Noël Godin
Publié le 30/05/2011

Albert Libertad (1875-1908)


Les cracks méconnus du rire de résistance

Il faut l’avouer, ventre de bœuf !, la plupart des porte-trompette historiques de l’individualisme libertaire, les Max Stirner, les Georges Palante, les Ernest Armand, ne furent pas plus que ça de grands comiques. Ni de grands risque-tout mettant en aventures leur vie même. Ce qui n’ôte naturellement rien à leurs fracassants mérites. Le théoricien et agitateur anarchiste-individualiste Albert Libertad, que j’aime surnommer « le scandaleux béquillard », se distingue d’eux par ses facéties perpétuelles, par son goût de la provocation ostrogothe et par son art de mettre continuellement ses actes en accord avec ses idées intempérantes.

L’historien Bernard Thomas, dont il faut lire coûte que coûte Les Vies d’Alexandre Jacob 1879-1954. Mousse, voleur, anarchiste, bagnard (Fayard), nous raconte qu’au lycée de Bordeaux où il enchaînait les mauvaises blagues, le petit estropié Albert Joseph était devenu « pour la plupart de ses professeurs l’incarnation du diable ». Ce qui fait qu’on avait fini par le boucler dans une maison de correction de Gironde d’où il s’était vite criqué.

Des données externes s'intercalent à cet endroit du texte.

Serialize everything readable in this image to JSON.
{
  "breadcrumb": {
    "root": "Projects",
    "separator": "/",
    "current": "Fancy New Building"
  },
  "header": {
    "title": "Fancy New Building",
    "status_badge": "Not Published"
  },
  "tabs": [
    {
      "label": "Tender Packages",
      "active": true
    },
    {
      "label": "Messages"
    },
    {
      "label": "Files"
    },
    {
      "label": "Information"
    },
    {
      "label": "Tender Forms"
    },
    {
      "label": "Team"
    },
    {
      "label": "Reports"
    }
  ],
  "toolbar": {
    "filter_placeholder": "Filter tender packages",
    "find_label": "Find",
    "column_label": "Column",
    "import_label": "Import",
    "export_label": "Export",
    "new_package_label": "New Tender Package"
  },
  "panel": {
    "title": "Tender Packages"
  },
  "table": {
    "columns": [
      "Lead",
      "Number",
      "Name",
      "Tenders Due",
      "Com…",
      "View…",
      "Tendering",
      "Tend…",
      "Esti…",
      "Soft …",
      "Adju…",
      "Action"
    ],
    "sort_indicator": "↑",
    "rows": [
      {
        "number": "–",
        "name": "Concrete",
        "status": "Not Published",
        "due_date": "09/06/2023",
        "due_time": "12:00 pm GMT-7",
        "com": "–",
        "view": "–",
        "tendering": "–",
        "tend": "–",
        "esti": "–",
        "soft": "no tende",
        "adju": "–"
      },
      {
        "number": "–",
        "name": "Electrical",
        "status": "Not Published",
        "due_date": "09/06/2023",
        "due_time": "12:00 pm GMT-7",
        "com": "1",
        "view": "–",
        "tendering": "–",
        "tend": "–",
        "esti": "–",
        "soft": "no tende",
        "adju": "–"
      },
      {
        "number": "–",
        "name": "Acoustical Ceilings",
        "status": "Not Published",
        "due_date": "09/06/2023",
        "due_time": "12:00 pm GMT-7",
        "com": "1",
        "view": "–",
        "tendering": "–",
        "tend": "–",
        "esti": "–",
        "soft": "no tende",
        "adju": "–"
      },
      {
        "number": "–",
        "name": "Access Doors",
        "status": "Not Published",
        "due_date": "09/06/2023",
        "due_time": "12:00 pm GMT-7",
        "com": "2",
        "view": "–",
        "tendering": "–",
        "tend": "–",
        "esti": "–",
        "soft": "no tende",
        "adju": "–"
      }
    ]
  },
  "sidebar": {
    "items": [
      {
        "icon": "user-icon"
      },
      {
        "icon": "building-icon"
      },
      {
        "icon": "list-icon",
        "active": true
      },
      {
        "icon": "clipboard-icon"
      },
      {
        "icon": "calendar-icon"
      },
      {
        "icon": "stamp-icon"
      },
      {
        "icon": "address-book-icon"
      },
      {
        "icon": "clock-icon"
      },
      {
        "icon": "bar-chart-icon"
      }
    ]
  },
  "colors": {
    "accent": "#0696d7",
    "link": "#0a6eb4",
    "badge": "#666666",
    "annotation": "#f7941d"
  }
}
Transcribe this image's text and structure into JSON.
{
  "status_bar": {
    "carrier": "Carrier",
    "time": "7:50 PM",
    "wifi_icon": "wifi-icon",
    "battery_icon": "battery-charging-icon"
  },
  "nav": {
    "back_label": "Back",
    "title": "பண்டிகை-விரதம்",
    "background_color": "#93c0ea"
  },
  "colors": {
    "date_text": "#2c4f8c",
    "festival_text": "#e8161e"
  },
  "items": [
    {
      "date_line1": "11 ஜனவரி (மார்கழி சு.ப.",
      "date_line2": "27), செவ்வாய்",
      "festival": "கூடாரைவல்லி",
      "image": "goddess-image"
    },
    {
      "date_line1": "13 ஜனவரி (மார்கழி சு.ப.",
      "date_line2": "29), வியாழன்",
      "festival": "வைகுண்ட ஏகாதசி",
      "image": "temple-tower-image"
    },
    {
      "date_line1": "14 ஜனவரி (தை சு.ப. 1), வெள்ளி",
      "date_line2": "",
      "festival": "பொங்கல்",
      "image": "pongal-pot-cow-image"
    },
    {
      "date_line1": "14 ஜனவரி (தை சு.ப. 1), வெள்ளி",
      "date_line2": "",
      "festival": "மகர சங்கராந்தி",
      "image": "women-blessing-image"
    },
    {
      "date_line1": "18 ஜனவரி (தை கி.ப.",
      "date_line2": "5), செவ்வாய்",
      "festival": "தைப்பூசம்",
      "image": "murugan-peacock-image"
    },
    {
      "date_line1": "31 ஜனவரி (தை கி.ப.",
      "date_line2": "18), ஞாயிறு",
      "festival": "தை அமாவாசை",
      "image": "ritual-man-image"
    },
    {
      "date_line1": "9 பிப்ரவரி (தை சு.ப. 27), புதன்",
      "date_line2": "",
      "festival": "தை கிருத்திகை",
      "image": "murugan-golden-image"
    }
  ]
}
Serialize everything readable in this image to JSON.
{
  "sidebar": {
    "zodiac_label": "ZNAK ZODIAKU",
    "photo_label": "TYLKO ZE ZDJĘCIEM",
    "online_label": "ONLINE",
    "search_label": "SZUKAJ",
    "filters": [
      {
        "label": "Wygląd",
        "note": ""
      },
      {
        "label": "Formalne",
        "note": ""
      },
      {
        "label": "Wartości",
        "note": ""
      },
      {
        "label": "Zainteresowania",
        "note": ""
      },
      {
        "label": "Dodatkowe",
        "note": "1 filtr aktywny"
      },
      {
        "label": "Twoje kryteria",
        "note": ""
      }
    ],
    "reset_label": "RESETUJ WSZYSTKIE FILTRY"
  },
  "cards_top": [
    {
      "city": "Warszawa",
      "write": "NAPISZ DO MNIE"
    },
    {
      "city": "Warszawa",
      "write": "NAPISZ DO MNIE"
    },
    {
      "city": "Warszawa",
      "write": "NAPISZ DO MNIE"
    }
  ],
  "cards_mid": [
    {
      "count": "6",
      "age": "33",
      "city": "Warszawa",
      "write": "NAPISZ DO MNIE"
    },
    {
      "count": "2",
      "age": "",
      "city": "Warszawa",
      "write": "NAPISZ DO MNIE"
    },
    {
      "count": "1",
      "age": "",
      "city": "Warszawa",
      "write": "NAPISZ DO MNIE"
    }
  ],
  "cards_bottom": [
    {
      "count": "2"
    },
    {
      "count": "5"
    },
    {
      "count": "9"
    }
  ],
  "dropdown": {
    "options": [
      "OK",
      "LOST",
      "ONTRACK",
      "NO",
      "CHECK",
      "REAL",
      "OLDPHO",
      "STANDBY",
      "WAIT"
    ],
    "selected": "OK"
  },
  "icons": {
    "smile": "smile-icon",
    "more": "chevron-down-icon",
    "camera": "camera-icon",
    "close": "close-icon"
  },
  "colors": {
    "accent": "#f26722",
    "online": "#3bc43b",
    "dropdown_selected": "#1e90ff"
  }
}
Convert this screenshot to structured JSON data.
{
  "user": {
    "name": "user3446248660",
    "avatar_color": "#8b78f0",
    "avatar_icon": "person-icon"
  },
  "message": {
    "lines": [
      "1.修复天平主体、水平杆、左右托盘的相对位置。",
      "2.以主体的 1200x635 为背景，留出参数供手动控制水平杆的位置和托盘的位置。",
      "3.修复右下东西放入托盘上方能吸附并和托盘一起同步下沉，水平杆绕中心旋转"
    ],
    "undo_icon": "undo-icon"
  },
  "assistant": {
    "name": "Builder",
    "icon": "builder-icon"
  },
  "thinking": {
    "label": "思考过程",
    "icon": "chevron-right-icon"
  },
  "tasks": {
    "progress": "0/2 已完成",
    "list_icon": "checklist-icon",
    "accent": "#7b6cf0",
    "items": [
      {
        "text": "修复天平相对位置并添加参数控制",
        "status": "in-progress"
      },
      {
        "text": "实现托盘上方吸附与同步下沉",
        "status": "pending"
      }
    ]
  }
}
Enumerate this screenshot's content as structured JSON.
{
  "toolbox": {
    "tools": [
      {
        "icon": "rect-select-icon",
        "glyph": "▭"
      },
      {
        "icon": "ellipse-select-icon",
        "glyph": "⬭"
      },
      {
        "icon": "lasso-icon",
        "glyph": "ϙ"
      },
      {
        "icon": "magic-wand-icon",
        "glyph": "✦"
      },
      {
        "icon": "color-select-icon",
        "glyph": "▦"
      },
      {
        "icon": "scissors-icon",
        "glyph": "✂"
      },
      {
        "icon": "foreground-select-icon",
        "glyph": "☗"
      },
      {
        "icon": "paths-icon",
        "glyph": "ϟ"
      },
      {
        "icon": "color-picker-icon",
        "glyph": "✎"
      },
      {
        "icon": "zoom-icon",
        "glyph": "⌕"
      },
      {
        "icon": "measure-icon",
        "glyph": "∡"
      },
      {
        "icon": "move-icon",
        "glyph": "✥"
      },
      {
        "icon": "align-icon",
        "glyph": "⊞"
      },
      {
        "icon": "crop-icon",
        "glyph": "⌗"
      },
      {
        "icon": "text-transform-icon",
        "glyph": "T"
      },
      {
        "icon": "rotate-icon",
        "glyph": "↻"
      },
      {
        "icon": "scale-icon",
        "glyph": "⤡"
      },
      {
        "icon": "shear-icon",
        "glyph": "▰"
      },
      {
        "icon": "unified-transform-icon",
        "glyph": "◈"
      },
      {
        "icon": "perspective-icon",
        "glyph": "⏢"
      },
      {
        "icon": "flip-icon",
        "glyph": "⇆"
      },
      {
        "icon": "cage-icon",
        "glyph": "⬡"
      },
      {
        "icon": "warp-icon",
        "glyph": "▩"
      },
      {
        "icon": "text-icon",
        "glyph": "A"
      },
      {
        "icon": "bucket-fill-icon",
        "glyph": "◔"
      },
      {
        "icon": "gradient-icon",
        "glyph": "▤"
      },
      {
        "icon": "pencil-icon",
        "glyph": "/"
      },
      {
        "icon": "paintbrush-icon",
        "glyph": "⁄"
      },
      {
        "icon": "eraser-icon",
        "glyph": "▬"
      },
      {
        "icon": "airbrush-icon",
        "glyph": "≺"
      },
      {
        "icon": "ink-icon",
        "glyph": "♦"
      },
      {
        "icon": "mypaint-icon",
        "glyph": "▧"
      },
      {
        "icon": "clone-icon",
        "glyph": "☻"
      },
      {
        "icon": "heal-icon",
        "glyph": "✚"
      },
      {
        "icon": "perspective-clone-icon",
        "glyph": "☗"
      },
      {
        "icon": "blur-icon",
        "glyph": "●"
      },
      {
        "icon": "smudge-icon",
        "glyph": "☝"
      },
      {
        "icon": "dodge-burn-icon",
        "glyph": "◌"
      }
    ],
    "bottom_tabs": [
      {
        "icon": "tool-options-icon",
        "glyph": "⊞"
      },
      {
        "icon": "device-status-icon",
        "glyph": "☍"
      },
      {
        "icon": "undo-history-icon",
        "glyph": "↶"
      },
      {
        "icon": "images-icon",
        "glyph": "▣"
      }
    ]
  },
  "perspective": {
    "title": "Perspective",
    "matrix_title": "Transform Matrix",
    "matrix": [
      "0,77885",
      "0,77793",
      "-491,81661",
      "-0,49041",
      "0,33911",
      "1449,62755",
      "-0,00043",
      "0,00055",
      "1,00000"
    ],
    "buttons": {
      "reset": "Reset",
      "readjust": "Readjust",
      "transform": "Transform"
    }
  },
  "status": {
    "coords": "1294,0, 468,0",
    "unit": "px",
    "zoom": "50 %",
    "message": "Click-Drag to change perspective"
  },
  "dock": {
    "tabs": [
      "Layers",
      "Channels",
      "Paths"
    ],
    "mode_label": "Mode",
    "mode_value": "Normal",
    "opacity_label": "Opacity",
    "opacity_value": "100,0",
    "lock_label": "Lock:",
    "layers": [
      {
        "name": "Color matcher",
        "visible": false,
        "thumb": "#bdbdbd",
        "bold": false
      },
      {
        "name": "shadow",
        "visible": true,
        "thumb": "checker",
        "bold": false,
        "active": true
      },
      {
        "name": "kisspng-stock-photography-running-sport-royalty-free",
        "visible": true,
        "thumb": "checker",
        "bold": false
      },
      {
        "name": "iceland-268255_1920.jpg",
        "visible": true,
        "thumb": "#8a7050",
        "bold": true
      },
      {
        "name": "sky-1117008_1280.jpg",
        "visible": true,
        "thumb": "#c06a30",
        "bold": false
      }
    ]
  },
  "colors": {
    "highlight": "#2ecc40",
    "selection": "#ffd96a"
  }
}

Et, c’est appuyé sur les deux échalas de châtaigniers qui lui servaient de béquilles, qu’il avait entrepris de grignoter les 600 km qui le séparaient de Paris en brandissant d’un air menaçant, chaque fois qu’il avait les crocs, ses gourdins sous les sourcils des passants bien mis.

Dans la capitale, Albert dit Libertad a tôt fait de personnifier à merveille le « professionnel de la déstabilisation » selon Charles Pasqua.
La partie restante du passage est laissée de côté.